By contrast, the study showed that other environmental factors included in the analysis — low neighborhood income levels, increased population density, and too much nighttime light exposure — were not independent predictors of risk of death, despite previous research in mostly urban settings suggesting otherwise.

For the investigation, researchers analyzed data gathered through December 2018. They then created a predictive model on overall death risk and death risk from cardiovascular disease.

The research team plans to continue its analysis and hopes to apply the predictive model to other countries with the aim of fine-tuning its predictive capacity. They say their new tool could serve as a guide for evaluating the effectiveness of environmental, lifestyle, and personal health changes in reducing mortality rates worldwide.

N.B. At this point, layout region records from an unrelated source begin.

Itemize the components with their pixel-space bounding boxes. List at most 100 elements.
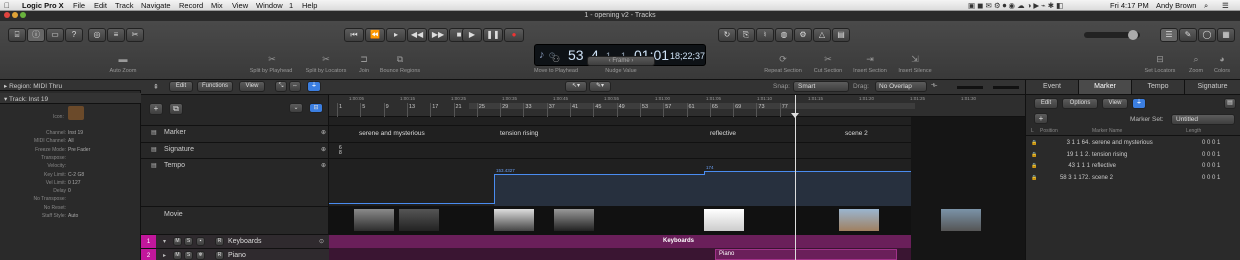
editors-button[interactable]: ✂ xyxy=(126,28,144,42)
functions-menu[interactable]: Functions xyxy=(197,81,233,92)
fast-forward-button[interactable]: ▶▶ xyxy=(428,28,448,42)
toolbar-button[interactable]: ▭ xyxy=(46,28,64,42)
edit-menu[interactable]: Edit xyxy=(169,81,193,92)
marker-list-row[interactable]: 🔒 43 1 1 1 reflective 0 0 0 1 xyxy=(1026,161,1240,172)
menu-1[interactable]: 1 xyxy=(289,1,293,10)
inspector-button[interactable]: ⓘ xyxy=(27,28,45,42)
pause-button[interactable]: ❚❚ xyxy=(483,28,503,42)
pencil-tool-menu[interactable]: ✎▾ xyxy=(589,81,611,92)
movie-lane[interactable] xyxy=(329,206,981,234)
zoom-window-button[interactable] xyxy=(20,12,26,18)
signature-lane[interactable]: 6 8 xyxy=(329,142,911,158)
tempo-lane[interactable]: 200 180 160 120 70 153.4327 174 xyxy=(329,158,911,207)
region-piano[interactable]: Piano xyxy=(715,249,897,260)
freeze-button[interactable]: ❄ xyxy=(196,251,205,260)
cut-section-icon[interactable]: ✂ xyxy=(818,54,838,65)
global-tracks-menu[interactable]: ⌄ xyxy=(289,103,303,113)
region-button[interactable]: R xyxy=(215,251,224,260)
library-button[interactable]: ⌸ xyxy=(8,28,26,42)
marker-edit-menu[interactable]: Edit xyxy=(1034,98,1058,109)
rewind-button[interactable]: ◀◀ xyxy=(407,28,427,42)
cycle-button[interactable]: ↻ xyxy=(718,28,736,42)
menu-edit[interactable]: Edit xyxy=(94,1,107,10)
metronome-button[interactable]: △ xyxy=(813,28,831,42)
marker-name[interactable]: tension rising xyxy=(1092,152,1127,158)
save-button[interactable]: ▤ xyxy=(832,28,850,42)
signature-track-header[interactable]: ▤ Signature ⊕ xyxy=(141,142,329,158)
inspector-row-value[interactable]: All xyxy=(68,138,74,144)
split-playhead-icon[interactable]: ✂ xyxy=(262,54,282,65)
auto-zoom-icon[interactable]: ▬ xyxy=(113,54,133,64)
back-icon[interactable]: ⇞ xyxy=(153,83,159,91)
tab-marker[interactable]: Marker xyxy=(1079,80,1132,94)
zoom-icon[interactable]: ⌕ xyxy=(1186,54,1206,65)
solo-button[interactable]: ◍ xyxy=(775,28,793,42)
lock-icon[interactable]: 🔒 xyxy=(1031,163,1037,169)
menubar-clock[interactable]: Fri 4:17 PM xyxy=(1110,1,1149,10)
loop-browser-button[interactable]: ◯ xyxy=(1198,28,1216,42)
set-locators-icon[interactable]: ⊟ xyxy=(1150,54,1170,65)
close-window-button[interactable] xyxy=(4,12,10,18)
marker-position[interactable]: 43 1 1 1 xyxy=(1040,163,1090,169)
solo-button[interactable]: S xyxy=(184,251,193,260)
play-button[interactable]: ▶ xyxy=(462,28,482,42)
global-tracks-toggle[interactable]: ⊟ xyxy=(309,103,323,113)
track-row-1[interactable]: 1 ▾ M S ▪ R Keyboards ⊙ xyxy=(141,234,329,249)
track-name[interactable]: Keyboards xyxy=(228,238,261,245)
col-position[interactable]: Position xyxy=(1040,128,1058,134)
marker-name[interactable]: reflective xyxy=(1092,163,1116,169)
replace-button[interactable]: ⎘ xyxy=(737,28,755,42)
nudge-value-selector[interactable]: ‹ Frame › xyxy=(587,56,655,66)
movie-track-header[interactable]: Movie xyxy=(141,206,329,234)
lock-icon[interactable]: 🔒 xyxy=(1031,140,1037,146)
mute-button[interactable]: M xyxy=(173,251,182,260)
disclosure-icon[interactable]: ▸ xyxy=(163,252,166,259)
tempo-add-icon[interactable]: ⊕ xyxy=(321,162,326,169)
marker-add-icon[interactable]: ⊕ xyxy=(321,129,326,136)
region-keyboards[interactable]: Keyboards xyxy=(329,235,911,248)
colors-icon[interactable]: ◕ xyxy=(1212,54,1232,64)
region-button[interactable]: R xyxy=(215,237,224,246)
track-row-2[interactable]: 2 ▸ M S ❄ R Piano xyxy=(141,248,329,260)
marker-tension[interactable]: tension rising xyxy=(500,130,538,137)
menu-record[interactable]: Record xyxy=(179,1,203,10)
inspector-row-value[interactable]: 0 127 xyxy=(68,180,81,186)
record-button[interactable]: ● xyxy=(504,28,524,42)
marker-options-menu[interactable]: Options xyxy=(1062,98,1098,109)
record-enable-button[interactable]: ▪ xyxy=(196,237,205,246)
inspector-row-value[interactable]: Inst 19 xyxy=(68,130,83,136)
track-name[interactable]: Piano xyxy=(228,252,246,259)
filter-icon[interactable]: ⏚ xyxy=(307,81,321,92)
marker-list-row[interactable]: 🔒 19 1 1 2. tension rising 0 0 0 1 xyxy=(1026,150,1240,161)
mute-button[interactable]: M xyxy=(173,237,182,246)
marker-track-header[interactable]: ▤ Marker ⊕ xyxy=(141,125,329,142)
browser-button[interactable]: ▦ xyxy=(1217,28,1235,42)
marker-length[interactable]: 0 0 0 1 xyxy=(1202,163,1220,169)
region-header[interactable]: ▸ Region: MIDI Thru xyxy=(0,80,141,91)
notification-icon[interactable]: ☰ xyxy=(1222,1,1229,10)
lock-icon[interactable]: 🔒 xyxy=(1031,175,1037,181)
inspector-row-value[interactable]: C-2 G8 xyxy=(68,172,84,178)
list-editors-button[interactable]: ☰ xyxy=(1160,28,1178,42)
go-to-beginning-button[interactable]: ⏮ xyxy=(344,28,364,42)
marker-length[interactable]: 0 0 0 1 xyxy=(1202,152,1220,158)
signature-add-icon[interactable]: ⊕ xyxy=(321,146,326,153)
vertical-zoom-slider[interactable] xyxy=(957,86,983,89)
previous-marker-button[interactable]: ⏪ xyxy=(365,28,385,42)
marker-list-row[interactable]: 🔒 58 3 1 172. scene 2 0 0 0 1 xyxy=(1026,173,1240,184)
marker-list-options-icon[interactable]: ▤ xyxy=(1224,98,1236,109)
marker-length[interactable]: 0 0 0 1 xyxy=(1202,140,1220,146)
minimize-window-button[interactable] xyxy=(12,12,18,18)
mixer-button[interactable]: ≡ xyxy=(107,28,125,42)
catch-icon[interactable]: ⤡ xyxy=(275,81,287,92)
count-in-button[interactable]: ⚙ xyxy=(794,28,812,42)
menu-track[interactable]: Track xyxy=(115,1,133,10)
menu-file[interactable]: File xyxy=(73,1,85,10)
lock-icon[interactable]: 🔒 xyxy=(1031,152,1037,158)
tempo-track-header[interactable]: ▤ Tempo ⊕ xyxy=(141,158,329,206)
marker-name[interactable]: scene 2 xyxy=(1092,175,1113,181)
play-from-selection-button[interactable]: ▸ xyxy=(386,28,406,42)
master-volume-slider[interactable] xyxy=(1084,30,1140,40)
disclosure-icon[interactable]: ▾ xyxy=(163,238,166,245)
smart-controls-button[interactable]: ◎ xyxy=(88,28,106,42)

According to the World Health Organization, one-quarter of all deaths worldwide are now attributable to environmental factors, including poor air and water quality, lack of sanitation, and exposure to toxic chemicals.

Reference: “Spatial environmental factors predict cardiovascular and all-cause mortality: Results of the SPACE study” by Michael B. Hadley, Mahdi Nalini, Samrachana Adhikari, Jackie Szymonifka, Arash Etemadi, Farin Kamangar, Masoud Khoshnia, Tyler McChane, Akram Pourshams, Hossein Poustchi, Sadaf G. Sepanlou, Christian Abnet, Neal D. Freedman, Paolo Boffetta, Reza Malekzadeh and Rajesh Vedanthan, 24 June 2022, PLOS ONE.
DOI: 10.1371/journal.pone.0269650

Funding for the study was provided by U.S. National Institutes of Health grant R21HL140474.